I have a simple command-line program utility in C++ that can rename or remove files, based on regular expression. After finding D that is more fun than C++ is, I want to port the code, but I have problem with this part of it:

        std::getline( iss, match, delimiter );
        std::getline( iss, substitute, delimiter );

I need to read from iss ( = std::istringstream iss( argv[ 1 ] ) and separate them by delimiter.

Since the program gets the input from a user, and it can be something like: 's/\d+[a-z]+@(?=\.)//g' or '/[A-Za-z0-9]+//'

So for: s/\d+[a-z]+@(?=\.)//g
I need:
s
\d+[a-z]+@(?=\.)
g

and for: /[A-Za-z0-9]+/
It should be:
[A-Za-z0-9]+

---

I tired ( std.string: split or format ) or ( std.regex split ). In fact I need to read from a stream up to a delimiter.

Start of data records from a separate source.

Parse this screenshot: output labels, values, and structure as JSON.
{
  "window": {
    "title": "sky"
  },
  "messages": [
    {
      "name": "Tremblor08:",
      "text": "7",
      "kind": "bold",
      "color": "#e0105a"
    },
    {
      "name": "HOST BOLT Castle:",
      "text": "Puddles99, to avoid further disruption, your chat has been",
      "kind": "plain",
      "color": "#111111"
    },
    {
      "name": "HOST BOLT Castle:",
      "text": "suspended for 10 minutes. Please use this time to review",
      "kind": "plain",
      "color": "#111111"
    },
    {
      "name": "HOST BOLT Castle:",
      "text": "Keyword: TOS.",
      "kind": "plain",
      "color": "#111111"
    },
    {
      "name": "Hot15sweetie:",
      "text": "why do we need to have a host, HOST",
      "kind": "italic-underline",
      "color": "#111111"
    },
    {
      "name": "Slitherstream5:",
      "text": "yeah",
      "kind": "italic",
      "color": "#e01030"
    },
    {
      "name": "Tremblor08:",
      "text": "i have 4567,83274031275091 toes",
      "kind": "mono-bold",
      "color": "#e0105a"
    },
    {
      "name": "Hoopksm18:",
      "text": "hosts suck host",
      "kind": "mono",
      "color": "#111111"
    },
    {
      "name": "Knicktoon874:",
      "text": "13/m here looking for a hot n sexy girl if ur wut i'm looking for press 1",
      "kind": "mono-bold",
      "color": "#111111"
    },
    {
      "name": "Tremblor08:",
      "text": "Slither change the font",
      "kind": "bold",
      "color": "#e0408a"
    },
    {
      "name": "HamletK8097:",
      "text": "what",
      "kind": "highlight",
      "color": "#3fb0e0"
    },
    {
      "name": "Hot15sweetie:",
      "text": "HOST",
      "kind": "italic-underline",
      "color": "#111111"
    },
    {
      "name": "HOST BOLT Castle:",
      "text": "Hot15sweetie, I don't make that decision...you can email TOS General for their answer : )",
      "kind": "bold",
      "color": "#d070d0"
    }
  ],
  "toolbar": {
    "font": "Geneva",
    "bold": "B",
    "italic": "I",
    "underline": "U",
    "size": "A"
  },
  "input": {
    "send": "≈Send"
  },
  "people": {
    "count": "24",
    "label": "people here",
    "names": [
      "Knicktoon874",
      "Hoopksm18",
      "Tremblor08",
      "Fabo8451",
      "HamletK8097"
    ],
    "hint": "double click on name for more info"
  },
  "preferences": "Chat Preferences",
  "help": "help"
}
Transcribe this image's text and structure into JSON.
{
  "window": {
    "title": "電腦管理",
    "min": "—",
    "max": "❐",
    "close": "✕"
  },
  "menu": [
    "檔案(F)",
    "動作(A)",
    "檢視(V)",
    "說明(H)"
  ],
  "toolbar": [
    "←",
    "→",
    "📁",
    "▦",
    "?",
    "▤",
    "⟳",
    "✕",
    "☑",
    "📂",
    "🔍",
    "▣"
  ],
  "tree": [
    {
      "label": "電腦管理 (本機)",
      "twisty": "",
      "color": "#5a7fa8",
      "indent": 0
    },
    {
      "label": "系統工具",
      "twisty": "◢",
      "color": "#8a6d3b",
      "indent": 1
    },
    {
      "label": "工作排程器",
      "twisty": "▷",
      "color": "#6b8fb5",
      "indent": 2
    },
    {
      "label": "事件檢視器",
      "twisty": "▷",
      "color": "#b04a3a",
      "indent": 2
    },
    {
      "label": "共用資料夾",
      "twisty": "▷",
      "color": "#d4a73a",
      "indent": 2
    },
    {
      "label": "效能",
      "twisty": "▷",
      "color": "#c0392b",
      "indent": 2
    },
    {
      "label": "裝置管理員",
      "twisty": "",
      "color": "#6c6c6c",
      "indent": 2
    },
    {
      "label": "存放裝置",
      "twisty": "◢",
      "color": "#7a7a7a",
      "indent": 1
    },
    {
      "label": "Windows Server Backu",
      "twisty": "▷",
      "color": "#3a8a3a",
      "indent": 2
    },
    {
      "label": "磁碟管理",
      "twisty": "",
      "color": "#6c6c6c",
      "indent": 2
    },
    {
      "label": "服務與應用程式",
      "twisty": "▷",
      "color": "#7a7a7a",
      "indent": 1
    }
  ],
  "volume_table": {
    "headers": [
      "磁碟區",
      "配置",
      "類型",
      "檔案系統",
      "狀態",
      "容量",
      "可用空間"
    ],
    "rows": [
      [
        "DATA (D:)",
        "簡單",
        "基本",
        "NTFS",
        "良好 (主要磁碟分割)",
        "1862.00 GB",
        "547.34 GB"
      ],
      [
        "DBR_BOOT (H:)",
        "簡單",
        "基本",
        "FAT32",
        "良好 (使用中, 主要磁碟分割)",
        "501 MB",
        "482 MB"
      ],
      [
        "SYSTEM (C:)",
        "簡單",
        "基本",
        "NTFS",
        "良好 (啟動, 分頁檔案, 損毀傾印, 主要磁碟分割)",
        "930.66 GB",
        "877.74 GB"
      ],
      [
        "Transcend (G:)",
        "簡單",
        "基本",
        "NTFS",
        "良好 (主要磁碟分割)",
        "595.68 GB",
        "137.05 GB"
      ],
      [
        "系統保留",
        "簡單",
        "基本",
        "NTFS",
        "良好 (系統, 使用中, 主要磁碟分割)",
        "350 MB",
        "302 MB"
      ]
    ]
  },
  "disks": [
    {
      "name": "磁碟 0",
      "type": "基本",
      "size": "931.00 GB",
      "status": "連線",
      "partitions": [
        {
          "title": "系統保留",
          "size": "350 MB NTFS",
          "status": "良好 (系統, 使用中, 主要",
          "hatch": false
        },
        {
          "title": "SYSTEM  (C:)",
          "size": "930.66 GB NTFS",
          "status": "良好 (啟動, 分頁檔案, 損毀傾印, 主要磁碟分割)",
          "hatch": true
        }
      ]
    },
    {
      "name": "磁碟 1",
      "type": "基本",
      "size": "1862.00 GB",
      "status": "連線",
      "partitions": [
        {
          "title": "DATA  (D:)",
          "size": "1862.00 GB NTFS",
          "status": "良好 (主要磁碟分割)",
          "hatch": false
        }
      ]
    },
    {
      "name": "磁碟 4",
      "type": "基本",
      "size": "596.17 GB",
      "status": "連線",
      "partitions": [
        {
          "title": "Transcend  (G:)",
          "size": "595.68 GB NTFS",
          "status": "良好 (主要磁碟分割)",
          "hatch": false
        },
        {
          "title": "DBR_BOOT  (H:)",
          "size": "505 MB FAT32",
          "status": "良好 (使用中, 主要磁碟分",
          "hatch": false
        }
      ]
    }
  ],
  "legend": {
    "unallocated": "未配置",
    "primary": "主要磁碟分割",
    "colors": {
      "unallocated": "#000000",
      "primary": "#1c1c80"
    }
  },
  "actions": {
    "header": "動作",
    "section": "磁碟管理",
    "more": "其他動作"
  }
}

Does someone knows a way to do this in D? Thanks

So, you need to consume input one element at a time (delimited), dropping empty elements? Try std.algorithm.iteration splitter and filter:

auto advance(Range)(ref Range r)
{
    assert(!r.empty);
    auto result = r.front;
    r.popFront();
    return result;
}

void main(string[] args)
{
    import std.algorithm.iteration : splitter, filter;
    import std.range : empty;

    auto input = args[1].splitter('/').filter!"!a.empty"();

    import std.stdio : writeln;
    while (!input.empty)
        writeln(input.advance());
}

The advance() function reads the next delimited element and pops it from the range.